04~

841 55 0
                                    

~ B A D ~
***


"..... What else....

I'm better by myself....

I'm better by myself....

I don't need no wanna else.....

Myself...."

"Gila! Lagunya bener-bener deskripsi in lo banget anjrit!" Komentarnya begitu lagu terakhir di playlist ku telah selesai.

Aku mengibaskan rambut sebahu ku dengan wajah menyombong, "udah gue bilang kan, kalau kak Bazzi bikin tuh lagu karena terinspirasi ke gue."

"Sini gue tabok dulu biar lo bangun," Narsiah mengangkat tangannya seolah hendak menamparku.

Aku memicingkan mata dan bangkit dari duduk, memandangnya rendah karena Siah masih duduk di karpet. "Emang berani?"

"Heh lo..... Ampun bang jago," jawabnya menunduk dengan kedua tangan memohon, tingkahnya seperti video tik tok yang viral baru-baru ini.

Ke gajen an pun di mulai. Aku meladeninya dengan kata-kata ikonik lainnya.

"Hilih... Lagu lu cakep! Muka lu tuh anjrit tau gak?"

Siah ikut berdiri ia menunjuk wajahku yang masih lebih tinggi darinya, "iri bilang bos."

"Om, om culik Siah dong."

"Tangan kosong kalau berani!"

"Benar-benar memalukan!"

"Rasanya amjiiiiing banget."

"Kamu berdosa banget." Aku memegang dada dengan ekspresi sedih. Sedetik kemudian kami tertawa bersama. Hal seperti ini sering kami lakukan, tapi entah kenapa tidak terasa garing sedikitpun. Tentunya humor kami yang memang serendah itu.

"Udah ah, gak bakal ada abisnya ngeladenin anak kera sakti mah."

"Sekedar informasi, bukankah Anda yang memulai wahai keturunan jerapah?" Siah memandangku dengan ekspresi kesal di buat-buat.

"Kapan? Situ ada bukti? Gue gak inget tuh."

"Nye, nye, nye, susah ngomong sama orang tua mah, ingatannya kemakan umur."

"Bangsul memang, gue lebih muda ya dari lo! Udah ya say, neng Indy Arhskyla mau balik dulu."

Sejak aku berdiri, niat untuk pulang memang sudah ada. Meski masih betah, tapi hari sudah semakin malam juga jarak rumahku dan Siah yang jauh. Kurang lebih 40 menit naik motor, itupun jika jalanan lengang.

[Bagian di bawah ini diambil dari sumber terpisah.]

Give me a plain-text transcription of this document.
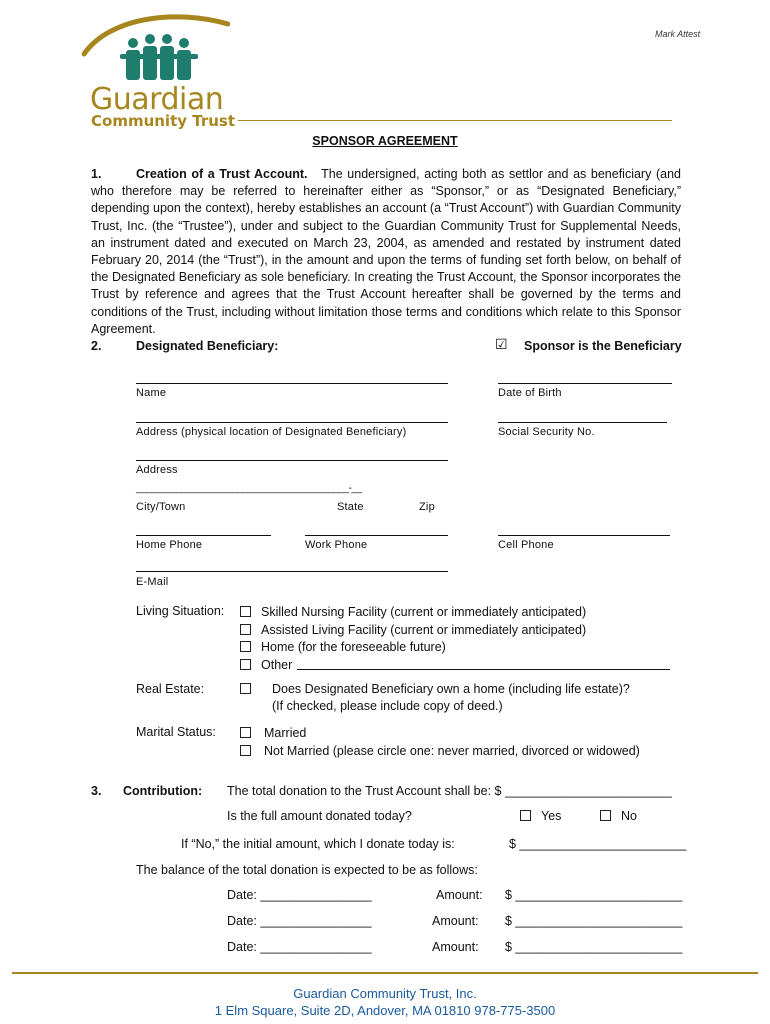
Guardian
Community Trust
Mark Attest
SPONSOR AGREEMENT
1.	Creation of a Trust Account. The undersigned, acting both as settlor and as beneficiary (and who therefore may be referred to hereinafter either as “Sponsor,” or as “Designated Beneficiary,” depending upon the context), hereby establishes an account (a “Trust Account”) with Guardian Community Trust, Inc. (the “Trustee”), under and subject to the Guardian Community Trust for Supplemental Needs, an instrument dated and executed on March 23, 2004, as amended and restated by instrument dated February 20, 2014 (the “Trust”), in the amount and upon the terms of funding set forth below, on behalf of the Designated Beneficiary as sole beneficiary. In creating the Trust Account, the Sponsor incorporates the Trust by reference and agrees that the Trust Account hereafter shall be governed by the terms and conditions of the Trust, including without limitation those terms and conditions which relate to this Sponsor Agreement.
2.	Designated Beneficiary:	☑ Sponsor is the Beneficiary
Name	Date of Birth
Address (physical location of Designated Beneficiary)	Social Security No.
Address
__________________________________________-__
City/Town	State	Zip
Home Phone	Work Phone	Cell Phone
E-Mail
Living Situation:	Skilled Nursing Facility (current or immediately anticipated)
Assisted Living Facility (current or immediately anticipated)
Home (for the foreseeable future)
Other
Real Estate:	Does Designated Beneficiary own a home (including life estate)?
(If checked, please include copy of deed.)
Marital Status:	Married
Not Married (please circle one: never married, divorced or widowed)
3. Contribution: The total donation to the Trust Account shall be: $ ________________________
Is the full amount donated today?	Yes	No
If “No,” the initial amount, which I donate today is:	$ ________________________
The balance of the total donation is expected to be as follows:
Date: ________________	Amount: $ ________________________
Date: ________________	Amount: $ ________________________
Date: ________________	Amount: $ ________________________
Guardian Community Trust, Inc.
1 Elm Square, Suite 2D, Andover, MA 01810 978-775-3500
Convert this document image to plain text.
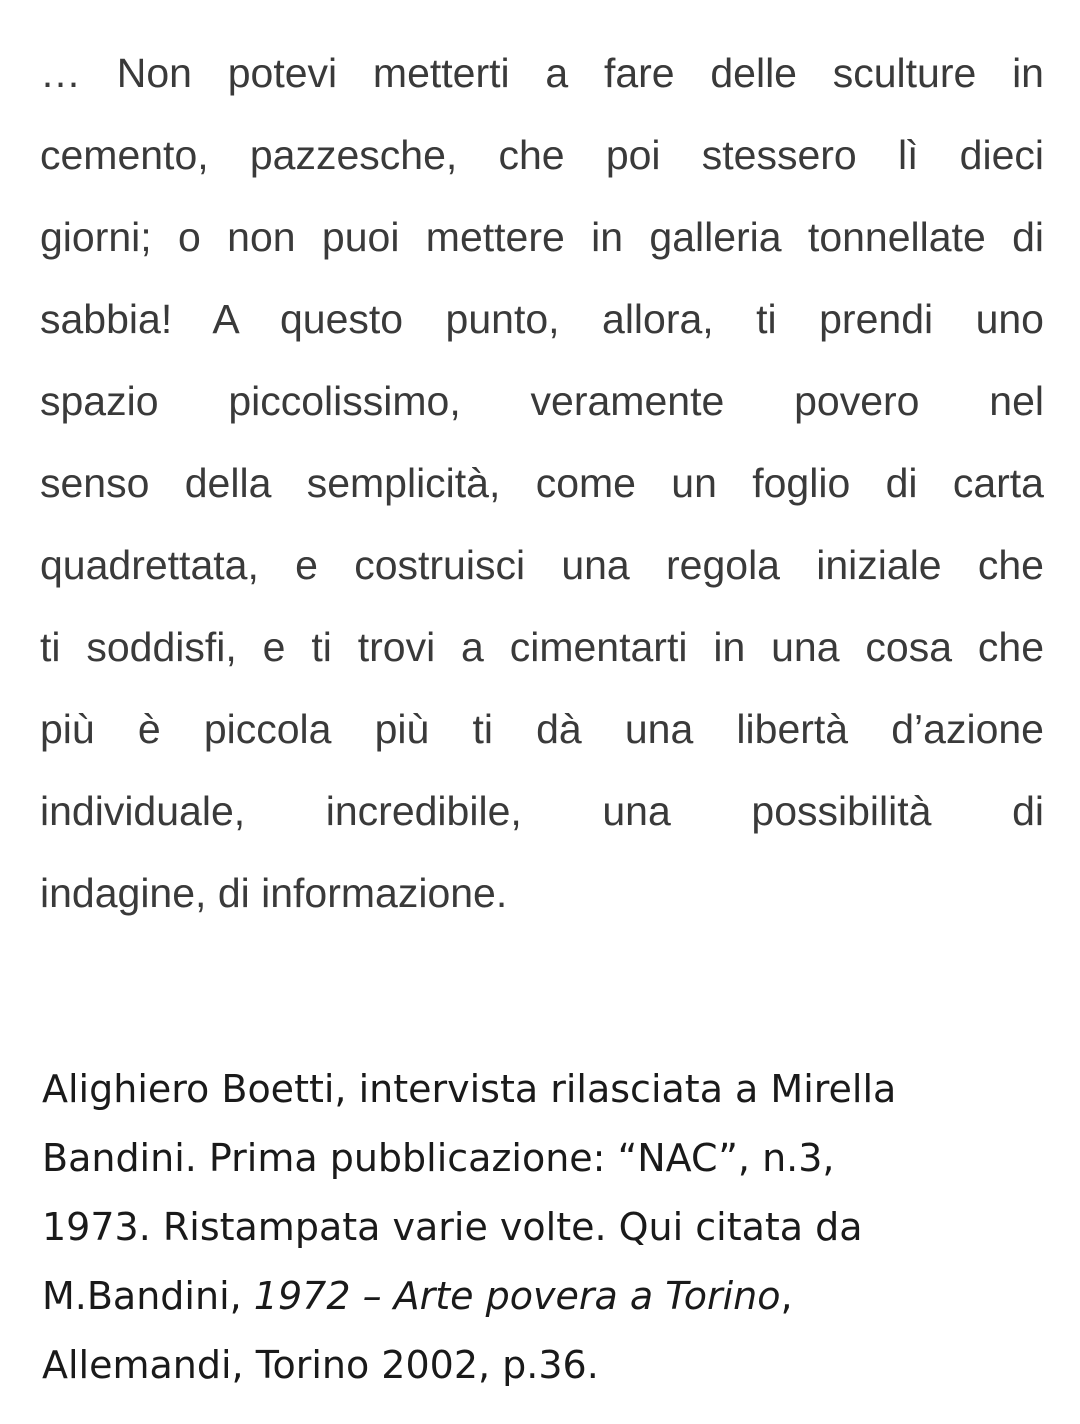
… Non potevi metterti a fare delle sculture in
cemento, pazzesche, che poi stessero lì dieci
giorni; o non puoi mettere in galleria tonnellate di
sabbia! A questo punto, allora, ti prendi uno
spazio piccolissimo, veramente povero nel
senso della semplicità, come un foglio di carta
quadrettata, e costruisci una regola iniziale che
ti soddisfi, e ti trovi a cimentarti in una cosa che
più è piccola più ti dà una libertà d’azione
individuale, incredibile, una possibilità di
indagine, di informazione.
Alighiero Boetti, intervista rilasciata a Mirella
Bandini. Prima pubblicazione: “NAC”, n.3,
1973. Ristampata varie volte. Qui citata da
M.Bandini, 1972 – Arte povera a Torino,
Allemandi, Torino 2002, p.36.
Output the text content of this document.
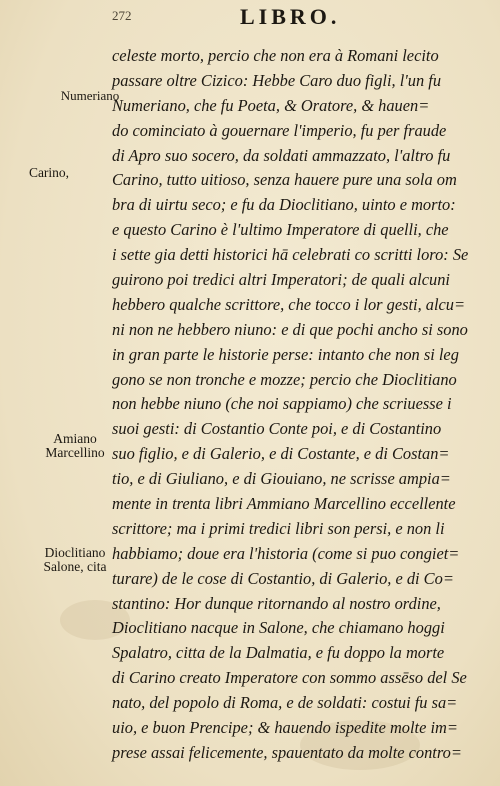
272	LIBRO.
Numeriano
Carino,
Amiano
Marcellino
Dioclitiano
Salone, cita
celeste morto, percio che non era à Romani lecito
passare oltre Cizico: Hebbe Caro duo figli, l'un fu
Numeriano, che fu Poeta, & Oratore, & hauen=
do cominciato à gouernare l'imperio, fu per fraude
di Apro suo socero, da soldati ammazzato, l'altro fu
Carino, tutto uitioso, senza hauere pure una sola om
bra di uirtu seco; e fu da Dioclitiano, uinto e morto:
e questo Carino è l'ultimo Imperatore di quelli, che
i sette gia detti historici hā celebrati co scritti loro: Se
guirono poi tredici altri Imperatori; de quali alcuni
hebbero qualche scrittore, che tocco i lor gesti, alcu=
ni non ne hebbero niuno: e di que pochi ancho si sono
in gran parte le historie perse: intanto che non si leg
gono se non tronche e mozze; percio che Dioclitiano
non hebbe niuno (che noi sappiamo) che scriuesse i
suoi gesti: di Costantio Conte poi, e di Costantino
suo figlio, e di Galerio, e di Costante, e di Costan=
tio, e di Giuliano, e di Giouiano, ne scrisse ampia=
mente in trenta libri Ammiano Marcellino eccellente
scrittore; ma i primi tredici libri son persi, e non li
habbiamo; doue era l'historia (come si puo congiet=
turare) de le cose di Costantio, di Galerio, e di Co=
stantino: Hor dunque ritornando al nostro ordine,
Dioclitiano nacque in Salone, che chiamano hoggi
Spalatro, citta de la Dalmatia, e fu doppo la morte
di Carino creato Imperatore con sommo assēso del Se
nato, del popolo di Roma, e de soldati: costui fu sa=
uio, e buon Prencipe; & hauendo ispedite molte im=
prese assai felicemente, spauentato da molte contro=
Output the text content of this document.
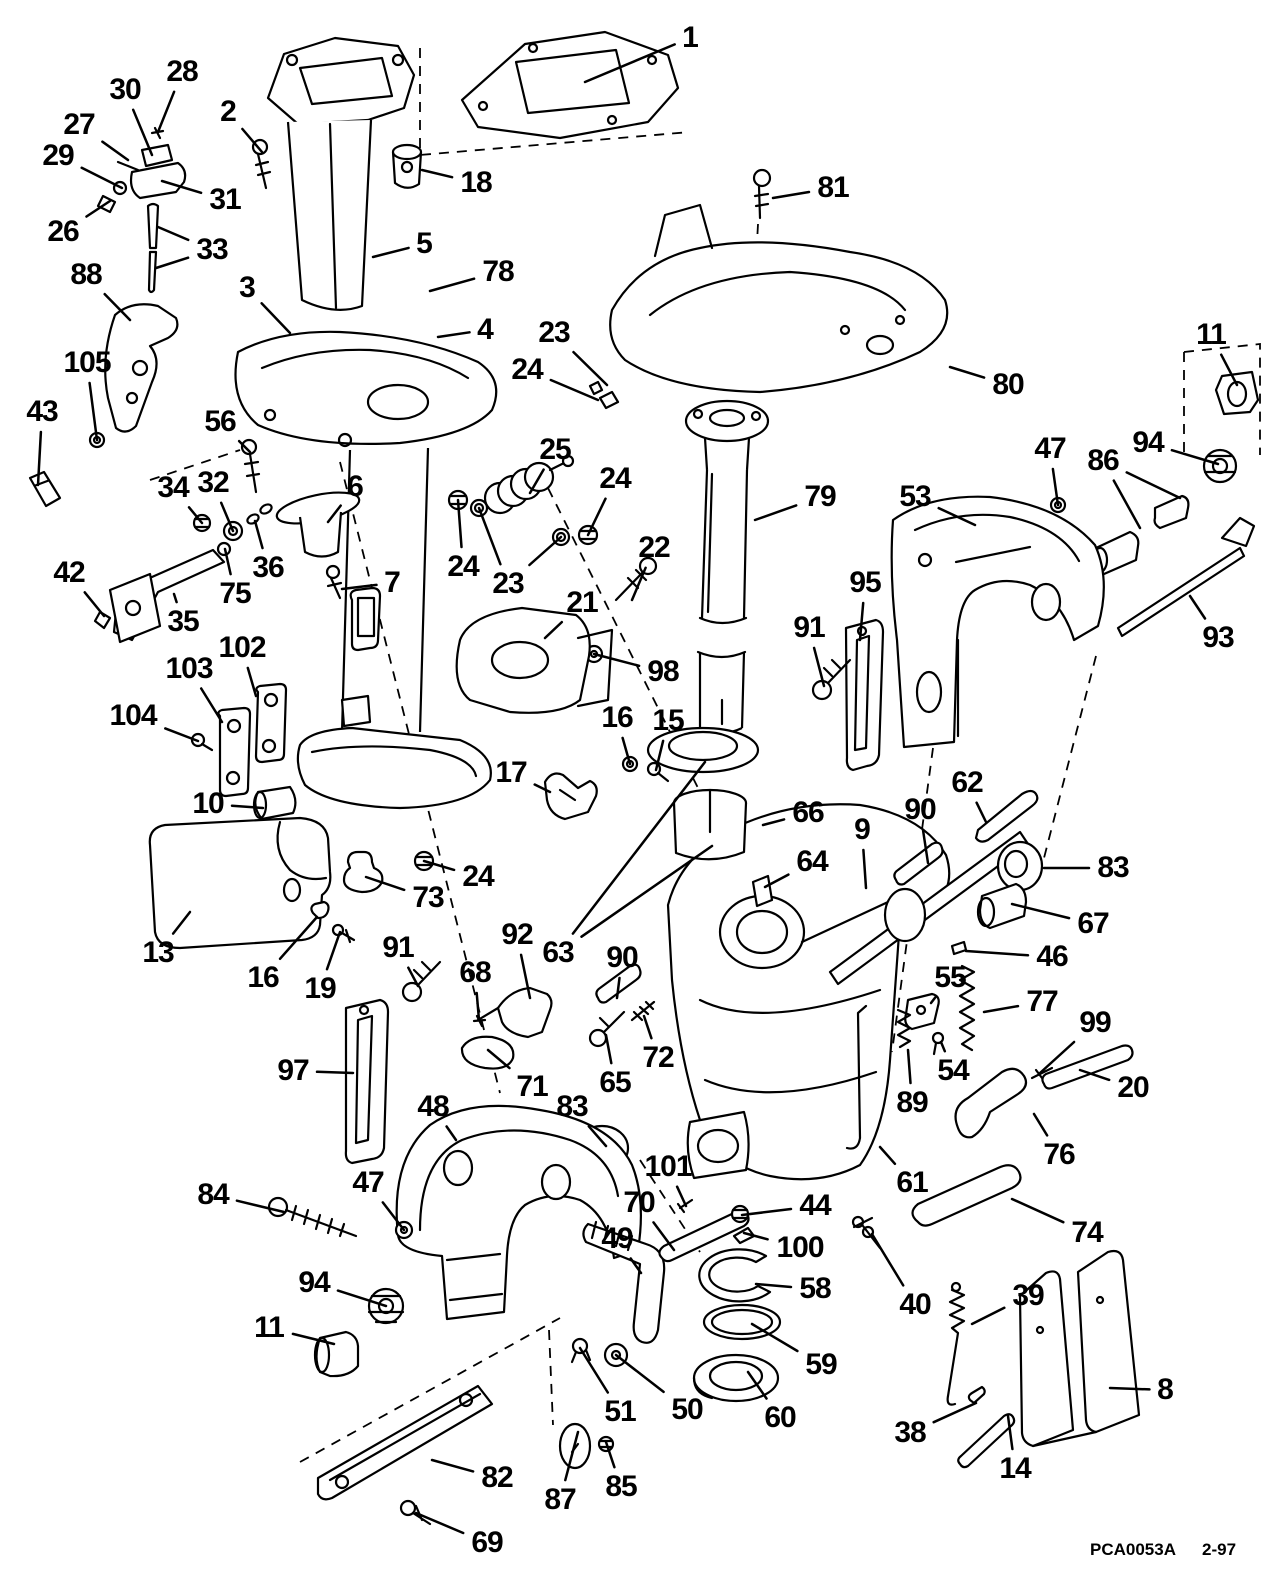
1
28
30
2
27
29
31
26
33
88
18
5
3	78
4
81
23
24	80
11
105
43
47 86
94
56
53
6
34 32	79
25
24
23
24
22
42	36
75
35
95
91
21
98
93
102
103
104	16 15
17	62
66
9
90
64	83
10
24
73
67
46
13
16 19
91
68
92
63 90
55
77
99
54
20
89
97	71
48	83
65
72
76
61
101
70	44
100	74
47
84
40
58	39
49
94
11
59
8
60
51 50
38
14
87 85
82
69
7
PCA0053A 2-97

"Gak kerasa udah setengah sepuluh aja," ungkapnya setelah melirik jam dinding.
Siah ikut membantuku memunguti barang-barangku yang tersebar di karpet-memasukannya kedalam tote bag hitam ku.

Akhirnya rasa gatal untuk membereskan terobati juga.

"Udah semua kan?"

Aku kembali memeriksa barang-barang ku, dan setelah meyakini lengkap aku mengangguk.

"Yuk gue anter ke depan." Siah berjalan mendahuluiku. Aku tidak berpamitan pada orang tua Siah, jangan anggap aku tidak sopan. Karena aku sudah bersahabat lama dengannya dan sering main, jadi aku tahu betul jika jam segini mereka telah tidur.

Setelah berpelukan dan cipika cipiki, aku langsung memakai helm dan menaiki motor maticku.

"Hati-hati dijalan! kalau udah sampai rumah WA gue!" Teriaknya yang langsung kuberi acungan jempol.

Setelah menyalakan mesin motor, aku memberikannya klakson 2 kali, "bye, bye anak pungut!" Teriakku sebelum akhirnya meninggalkan pelataran rumah Siah tanpa menoleh lagi.